Comparative Cell-Specific DNaseI-Seq Reveals Transcription Factor Binding Landscape in C3 and C4 Grasses

Nearly every aspect of growth, morphogenesis, physiology, and stress response is influenced by cell/tissue-type specific gene expression. Transcription factors (TFs) recognize cis-regulatory elements and signal transcription machinery for gene regulation, and the interaction between TFs and their target genes creates spatiotemporal patterns of gene expression. Accurate functional annotation of these regulatory sites is essential for a comprehensive understanding of gene regulation in a variety of cell types and under diverse conditions.

Burgess et al. performed DNaseI-seq analysis for the identification of genome-wide profiles of transcription factor binding sites (TFBS) in three different C4 grass species and the C3 grass B. distachyon. DNaseI-seq is a common technique used for the detection of accessible chromatin through the identification of DNaseI Hypersensitive Sites (DHSs). These data can also be used to generate Digital Genomic Footprints (DGFs), which enable the identification of underlying TFBS. In all four grasses, many more DHSs were present in genic sequences than promoters, and many DHSs and DGFs were found in exons. These sequences have been called “duons” because they play a dual role in both gene regulation as well as coding for the amino acid sequence of the protein (Reyna-Llorens et al., 2018).

The use of the distinct cell-types—whole leaf and bundle sheath fractions—in C4 grasses allowed the study of TFBS in specific cell types, providing insight into the role of the chromatin landscape in the regulation of C4 photosynthesis. The authors note that while broad regions of accessible DNA (DHSs) are similar across the cell types, DGFs, which represent sequences bound by TFs, had much more variation. Using previously published RNA-seq data, the authors were able to investigate the relationship between cell-type specific gene expression and position of DHS/DGFs and found an association at some loci. For example, three colinear genes on chromosome 7 of S. bicolor showed differences in transcript abundance and TF binding sites between mesophyll and bundle sheath cells in C4 leaves that were associated with both differential DNA accessibility inferred from DHS peaks and fine-scale variations to TF binding identified through DGFs (see Figure). On a genome-wide scale, however, there was not a striking relationship between cell-type specific gene expression and TFBS. TF motifs from DGFs enriched in either of the two cell types in sorghum showed little differences in the abundance of the most common motifs. These results indicate that multiple other factors may also be involved in the regulation of cell-type specific gene expression in C4 photosynthesis.
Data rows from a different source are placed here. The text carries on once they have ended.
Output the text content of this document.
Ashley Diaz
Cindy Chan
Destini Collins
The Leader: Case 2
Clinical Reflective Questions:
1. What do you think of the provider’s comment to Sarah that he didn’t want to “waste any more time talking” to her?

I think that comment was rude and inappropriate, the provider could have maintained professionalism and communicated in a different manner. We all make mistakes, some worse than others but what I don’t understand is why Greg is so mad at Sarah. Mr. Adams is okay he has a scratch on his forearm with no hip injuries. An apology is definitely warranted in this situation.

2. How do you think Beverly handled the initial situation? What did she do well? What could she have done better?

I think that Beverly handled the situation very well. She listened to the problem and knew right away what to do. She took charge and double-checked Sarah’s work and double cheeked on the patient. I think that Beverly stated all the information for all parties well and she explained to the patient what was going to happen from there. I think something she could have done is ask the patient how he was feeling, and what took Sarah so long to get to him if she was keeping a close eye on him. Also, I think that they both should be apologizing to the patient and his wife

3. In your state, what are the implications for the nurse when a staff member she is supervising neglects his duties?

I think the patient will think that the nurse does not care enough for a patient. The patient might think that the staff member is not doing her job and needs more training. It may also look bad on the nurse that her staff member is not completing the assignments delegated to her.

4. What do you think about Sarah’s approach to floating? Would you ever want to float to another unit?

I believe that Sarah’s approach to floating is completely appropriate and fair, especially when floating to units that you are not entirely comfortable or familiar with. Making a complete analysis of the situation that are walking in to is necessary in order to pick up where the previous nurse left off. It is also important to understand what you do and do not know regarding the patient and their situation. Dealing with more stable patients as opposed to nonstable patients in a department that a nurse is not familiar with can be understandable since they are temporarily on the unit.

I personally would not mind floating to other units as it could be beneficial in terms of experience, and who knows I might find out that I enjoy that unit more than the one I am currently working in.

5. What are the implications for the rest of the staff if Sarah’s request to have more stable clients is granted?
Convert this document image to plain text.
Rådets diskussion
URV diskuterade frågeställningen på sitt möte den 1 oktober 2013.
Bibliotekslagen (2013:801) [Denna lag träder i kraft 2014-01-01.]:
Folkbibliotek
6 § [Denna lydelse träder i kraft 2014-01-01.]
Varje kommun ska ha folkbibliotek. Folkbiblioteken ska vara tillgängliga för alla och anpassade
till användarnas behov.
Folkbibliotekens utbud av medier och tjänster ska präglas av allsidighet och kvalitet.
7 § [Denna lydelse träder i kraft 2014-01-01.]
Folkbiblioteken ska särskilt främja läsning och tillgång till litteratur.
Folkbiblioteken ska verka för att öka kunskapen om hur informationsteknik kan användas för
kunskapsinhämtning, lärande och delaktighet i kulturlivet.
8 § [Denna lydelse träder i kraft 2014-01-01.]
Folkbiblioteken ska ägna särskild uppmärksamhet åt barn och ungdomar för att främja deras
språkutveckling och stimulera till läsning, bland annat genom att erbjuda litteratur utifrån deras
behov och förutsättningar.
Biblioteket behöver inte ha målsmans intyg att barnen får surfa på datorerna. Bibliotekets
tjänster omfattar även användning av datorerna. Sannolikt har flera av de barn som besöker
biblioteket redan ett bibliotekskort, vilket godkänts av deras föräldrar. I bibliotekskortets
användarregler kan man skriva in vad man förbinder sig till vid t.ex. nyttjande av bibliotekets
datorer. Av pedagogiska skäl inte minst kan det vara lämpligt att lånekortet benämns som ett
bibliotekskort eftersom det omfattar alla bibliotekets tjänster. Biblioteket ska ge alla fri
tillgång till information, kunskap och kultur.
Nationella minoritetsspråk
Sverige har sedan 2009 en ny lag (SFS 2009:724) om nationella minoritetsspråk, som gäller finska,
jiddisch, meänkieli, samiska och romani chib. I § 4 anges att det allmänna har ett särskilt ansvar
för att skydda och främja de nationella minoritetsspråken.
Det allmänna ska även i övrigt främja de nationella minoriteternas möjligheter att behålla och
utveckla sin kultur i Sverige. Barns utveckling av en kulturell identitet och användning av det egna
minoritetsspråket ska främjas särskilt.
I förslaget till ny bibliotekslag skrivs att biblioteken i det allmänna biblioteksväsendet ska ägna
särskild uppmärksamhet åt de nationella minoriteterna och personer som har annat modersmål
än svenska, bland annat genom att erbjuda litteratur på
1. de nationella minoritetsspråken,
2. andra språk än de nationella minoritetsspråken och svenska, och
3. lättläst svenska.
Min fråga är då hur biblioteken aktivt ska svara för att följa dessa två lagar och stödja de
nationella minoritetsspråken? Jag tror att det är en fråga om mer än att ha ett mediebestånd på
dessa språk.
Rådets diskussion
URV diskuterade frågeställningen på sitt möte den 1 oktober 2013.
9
The number of DGFs conserved and occupied by a TF decreased non-linearly with the phylogenetic distance, with sorghum and maize being the most similar in conserved and occupied DGFs. Comparing the three C4 grasses with the C3 grass B. distachyon, revealed 93 DGF conserved over more than 60 MY of divergence. However, the different origins of C4 in maize, sorghum, and S. italica may confound this estimation. Furthermore, the observed conservation between these grasses is likely an underestimation due to differences in sampling time employed in the study. Future studies are necessary to resolve the differences in TFBS between C3 and C4 plants, but the data generated here represents a significant and useful resource for the cereal genomics community.

Sunil Kumar Kenchanmane Raju

Assistant Features Editor

Michigan State University

 

REFERENCES

Burgess, S.J., Reyna-Llorens, I., Stevenson, S.R., Singh, P., Jaeger, K. and Hibberd, J.M. 2019. Genome-wide transcription factor binding in leaves from C3 and C4 grasses. Plant Cell https://doi.org/10.1105/tpc.19.00078.

Reyna-Llorens, I., Burgess, S.J., Reeves, G., Singh, P., Stevenson, S.R., Williams, B.P., Stanley, S. and Hibberd, J.M. (2018). Ancient duons may underpin spatial patterning of gene expression in C4 leaves. Proc. Natl. Acad. Sci. USA 115: 1931-1936.

 

FIGURE LEGEND

 Differential transcript abundance, DNA accessibility, and transcription factor binding sites of three colinear genes on chromosome 7 of S. bicolor from whole leaf and bundle sheath cells.

Upper panel) transcript abundance shown as transcripts per million reads (TPM). Lower panel) DNA accessibility shown as DNaseI hypersensitive sites (DHS) in whole leaf (WL, blue) and bundle sheath (BS, orange); dashed boxes indicate regions where a DHS was identified in one sample but not another. Transcription factor binding sites shown as Digital Genomic Footprints (DGF). (Adapted from Burgess et al. [2019] Figure 3.)